Остановился у раскрытого окна, взглядом окинул привычный мир. Сейчас он видел и слышал всё. Видел долину Волги, будто распахнутую до широкого неба, – до самого горизонта Волга отсвечивала вытянутыми плёсами – и тёмные прочерки барж в солнечной ряби, и чёрные дымы неразличимых вдали буксиров – дымы, казалось, столбами поднимались из самой воды. Слышал попыхиванье и посвистыванье поворотных кранов, стрёкот лебёдок, тупые металлические удары, и буханье гулкого железа в грузовом порту, и ровный безостановочный шум мельзавода на берегу. Слышал цоканье подков, стук тележных колёс по мостовой, голоса проходящих внизу людей, смех и крики ребятишек на зелёном откосе, который метко кто-то прозвал «Муравьёвкой», – по воскресным вечерам здесь, по-над Волгой, гулял весь город, и людный откос со стороны реки действительно мог кому-то напомнить муравейник.

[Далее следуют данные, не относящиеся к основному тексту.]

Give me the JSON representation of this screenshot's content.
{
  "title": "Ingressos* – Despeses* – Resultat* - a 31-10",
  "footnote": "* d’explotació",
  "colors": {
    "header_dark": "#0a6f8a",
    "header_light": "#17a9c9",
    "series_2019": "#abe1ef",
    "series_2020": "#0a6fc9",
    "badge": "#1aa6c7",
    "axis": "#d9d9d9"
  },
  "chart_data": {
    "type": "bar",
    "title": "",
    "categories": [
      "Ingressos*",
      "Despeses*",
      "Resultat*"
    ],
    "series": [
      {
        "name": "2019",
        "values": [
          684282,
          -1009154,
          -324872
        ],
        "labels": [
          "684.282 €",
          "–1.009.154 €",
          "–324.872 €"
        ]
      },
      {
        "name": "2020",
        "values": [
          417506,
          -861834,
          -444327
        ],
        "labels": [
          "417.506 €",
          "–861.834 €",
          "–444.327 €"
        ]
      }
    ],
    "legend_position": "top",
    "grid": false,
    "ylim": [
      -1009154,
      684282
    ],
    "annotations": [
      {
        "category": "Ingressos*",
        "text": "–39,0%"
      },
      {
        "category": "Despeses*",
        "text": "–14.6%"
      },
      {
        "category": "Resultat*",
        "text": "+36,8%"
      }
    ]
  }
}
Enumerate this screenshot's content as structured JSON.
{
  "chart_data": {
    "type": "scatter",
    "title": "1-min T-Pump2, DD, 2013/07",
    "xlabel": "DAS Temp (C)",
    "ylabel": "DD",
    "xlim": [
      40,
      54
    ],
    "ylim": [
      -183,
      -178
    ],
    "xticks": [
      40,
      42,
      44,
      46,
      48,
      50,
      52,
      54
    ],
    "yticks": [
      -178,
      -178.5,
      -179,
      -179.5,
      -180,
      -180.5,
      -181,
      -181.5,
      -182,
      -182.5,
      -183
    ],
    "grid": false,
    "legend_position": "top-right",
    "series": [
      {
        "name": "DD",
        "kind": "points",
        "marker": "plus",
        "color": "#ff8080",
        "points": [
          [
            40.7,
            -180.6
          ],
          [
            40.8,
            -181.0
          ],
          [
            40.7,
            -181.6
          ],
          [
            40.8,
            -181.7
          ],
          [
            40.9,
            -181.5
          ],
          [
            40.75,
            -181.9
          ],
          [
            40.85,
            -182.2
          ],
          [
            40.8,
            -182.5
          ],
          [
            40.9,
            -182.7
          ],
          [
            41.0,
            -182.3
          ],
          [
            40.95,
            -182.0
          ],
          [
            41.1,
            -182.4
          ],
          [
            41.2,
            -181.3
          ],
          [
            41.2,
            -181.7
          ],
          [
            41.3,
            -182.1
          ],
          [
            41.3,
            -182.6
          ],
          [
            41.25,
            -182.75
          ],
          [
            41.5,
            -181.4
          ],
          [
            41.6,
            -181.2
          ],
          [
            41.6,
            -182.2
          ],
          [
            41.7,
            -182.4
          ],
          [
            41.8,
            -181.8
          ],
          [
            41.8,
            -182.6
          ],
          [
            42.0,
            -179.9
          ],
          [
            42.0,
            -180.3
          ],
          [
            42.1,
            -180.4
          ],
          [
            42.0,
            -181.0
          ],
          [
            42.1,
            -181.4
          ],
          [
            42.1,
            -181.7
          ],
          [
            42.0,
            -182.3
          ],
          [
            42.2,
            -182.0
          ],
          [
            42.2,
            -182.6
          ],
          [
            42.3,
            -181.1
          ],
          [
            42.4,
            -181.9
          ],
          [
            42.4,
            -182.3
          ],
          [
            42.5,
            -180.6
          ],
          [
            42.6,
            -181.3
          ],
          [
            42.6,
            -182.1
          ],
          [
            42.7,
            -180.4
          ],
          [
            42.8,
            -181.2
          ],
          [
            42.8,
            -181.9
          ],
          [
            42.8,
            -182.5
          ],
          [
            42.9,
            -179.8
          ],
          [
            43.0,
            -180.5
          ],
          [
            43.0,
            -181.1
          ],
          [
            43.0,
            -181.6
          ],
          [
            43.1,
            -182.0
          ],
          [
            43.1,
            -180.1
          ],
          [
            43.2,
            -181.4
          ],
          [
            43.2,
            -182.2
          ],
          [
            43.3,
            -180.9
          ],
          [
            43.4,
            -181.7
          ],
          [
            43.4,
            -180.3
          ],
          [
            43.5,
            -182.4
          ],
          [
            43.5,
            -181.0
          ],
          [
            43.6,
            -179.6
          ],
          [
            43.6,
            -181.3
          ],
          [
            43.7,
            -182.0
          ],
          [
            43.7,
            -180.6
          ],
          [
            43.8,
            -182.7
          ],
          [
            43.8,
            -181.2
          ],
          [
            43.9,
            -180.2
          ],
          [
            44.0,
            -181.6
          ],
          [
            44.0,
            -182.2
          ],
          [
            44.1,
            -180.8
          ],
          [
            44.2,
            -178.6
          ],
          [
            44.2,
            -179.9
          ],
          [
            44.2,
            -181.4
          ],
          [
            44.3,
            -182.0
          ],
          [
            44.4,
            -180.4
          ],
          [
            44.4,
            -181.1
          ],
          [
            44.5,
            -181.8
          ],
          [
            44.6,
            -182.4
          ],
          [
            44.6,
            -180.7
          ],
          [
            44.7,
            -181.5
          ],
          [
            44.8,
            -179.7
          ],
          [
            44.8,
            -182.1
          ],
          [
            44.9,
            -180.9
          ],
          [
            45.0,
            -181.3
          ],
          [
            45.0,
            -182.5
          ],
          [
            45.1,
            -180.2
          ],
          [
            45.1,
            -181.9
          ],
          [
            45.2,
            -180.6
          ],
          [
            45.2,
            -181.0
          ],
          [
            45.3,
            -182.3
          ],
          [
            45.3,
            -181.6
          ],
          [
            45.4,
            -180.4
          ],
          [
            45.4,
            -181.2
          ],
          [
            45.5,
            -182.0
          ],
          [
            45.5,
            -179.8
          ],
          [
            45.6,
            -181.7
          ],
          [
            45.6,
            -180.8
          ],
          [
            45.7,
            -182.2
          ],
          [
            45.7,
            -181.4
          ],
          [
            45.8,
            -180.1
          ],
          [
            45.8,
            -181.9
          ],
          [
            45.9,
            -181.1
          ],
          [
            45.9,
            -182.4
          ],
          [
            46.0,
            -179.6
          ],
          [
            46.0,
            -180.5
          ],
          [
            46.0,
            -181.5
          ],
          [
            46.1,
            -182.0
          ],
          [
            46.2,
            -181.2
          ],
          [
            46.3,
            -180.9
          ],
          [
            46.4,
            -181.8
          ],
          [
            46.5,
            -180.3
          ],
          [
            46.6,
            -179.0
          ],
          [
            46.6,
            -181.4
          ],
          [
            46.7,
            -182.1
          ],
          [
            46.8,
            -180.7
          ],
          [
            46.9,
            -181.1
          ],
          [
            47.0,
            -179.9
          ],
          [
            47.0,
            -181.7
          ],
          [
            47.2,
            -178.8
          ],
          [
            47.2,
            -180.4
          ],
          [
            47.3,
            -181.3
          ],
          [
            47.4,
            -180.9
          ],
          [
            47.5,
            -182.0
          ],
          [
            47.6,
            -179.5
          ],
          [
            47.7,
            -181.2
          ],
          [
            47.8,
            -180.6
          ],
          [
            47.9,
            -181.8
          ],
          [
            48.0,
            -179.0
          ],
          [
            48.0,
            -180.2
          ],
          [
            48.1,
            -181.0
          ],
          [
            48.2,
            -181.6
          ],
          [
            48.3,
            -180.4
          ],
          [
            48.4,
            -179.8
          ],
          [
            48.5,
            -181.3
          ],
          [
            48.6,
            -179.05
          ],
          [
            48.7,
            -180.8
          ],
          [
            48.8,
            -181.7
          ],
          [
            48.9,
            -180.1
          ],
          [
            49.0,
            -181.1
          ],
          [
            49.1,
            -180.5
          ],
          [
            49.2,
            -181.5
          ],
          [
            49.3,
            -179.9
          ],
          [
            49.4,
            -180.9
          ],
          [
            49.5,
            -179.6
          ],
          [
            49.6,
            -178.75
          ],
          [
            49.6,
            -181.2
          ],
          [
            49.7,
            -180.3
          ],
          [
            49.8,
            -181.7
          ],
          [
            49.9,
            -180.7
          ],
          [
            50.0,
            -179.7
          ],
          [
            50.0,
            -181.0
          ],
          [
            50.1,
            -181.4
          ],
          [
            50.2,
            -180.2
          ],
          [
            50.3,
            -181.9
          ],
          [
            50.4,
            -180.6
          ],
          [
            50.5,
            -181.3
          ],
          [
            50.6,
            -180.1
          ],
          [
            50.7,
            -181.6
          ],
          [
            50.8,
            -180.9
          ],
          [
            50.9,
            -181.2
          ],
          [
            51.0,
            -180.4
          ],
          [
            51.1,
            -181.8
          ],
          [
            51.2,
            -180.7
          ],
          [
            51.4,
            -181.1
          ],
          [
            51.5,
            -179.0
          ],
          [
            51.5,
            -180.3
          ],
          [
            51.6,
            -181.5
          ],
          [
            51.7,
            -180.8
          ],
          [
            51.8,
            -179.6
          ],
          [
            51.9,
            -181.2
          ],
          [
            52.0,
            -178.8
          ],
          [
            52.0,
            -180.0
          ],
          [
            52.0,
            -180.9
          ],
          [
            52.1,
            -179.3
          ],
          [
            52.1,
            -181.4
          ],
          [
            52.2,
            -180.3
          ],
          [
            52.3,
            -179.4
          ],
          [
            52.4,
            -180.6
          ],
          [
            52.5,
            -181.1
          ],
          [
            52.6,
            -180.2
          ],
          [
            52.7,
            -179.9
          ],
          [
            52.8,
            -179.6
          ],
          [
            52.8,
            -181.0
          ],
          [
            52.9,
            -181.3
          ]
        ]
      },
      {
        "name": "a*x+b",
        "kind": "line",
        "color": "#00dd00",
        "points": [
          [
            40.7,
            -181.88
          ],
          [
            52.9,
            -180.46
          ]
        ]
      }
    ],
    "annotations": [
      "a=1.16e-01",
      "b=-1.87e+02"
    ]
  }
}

Вид за окном и звуки были обычными – он привык к ним за многие годы. Но под июльским небом тысяча девятьсот сорок первого года Волга с баржами, буксирами, лодками, колёсными пассажирскими пароходами казалась ему суетливее, звуки работ торопливее, голоса людей напряжённее. Чем прежде. И всё, что видел он сейчас, было роднее и необходимее, чем прежде, может быть оттого, что смотрел он на привычный мир за окном в последний раз…
Ну, что же! Всё, что надо, он сделал, дела передал. Стулов уже за столом. Пора. Надо ещё собраться в дальнюю дорогу!
Но уходить он медлил.
С неясным для себя чувством ожидания он наблюдал Стулова: крупная голова наклонена, сцепленные руки – на бумагах. Стулов сидел за столом в хмурой задумчивости. Степанову даже показалось – в растерянности. Может быть, только сейчас его властный и самолюбивый преемник почувствовал, какую ответственность он принял вместе с этим кабинетом!..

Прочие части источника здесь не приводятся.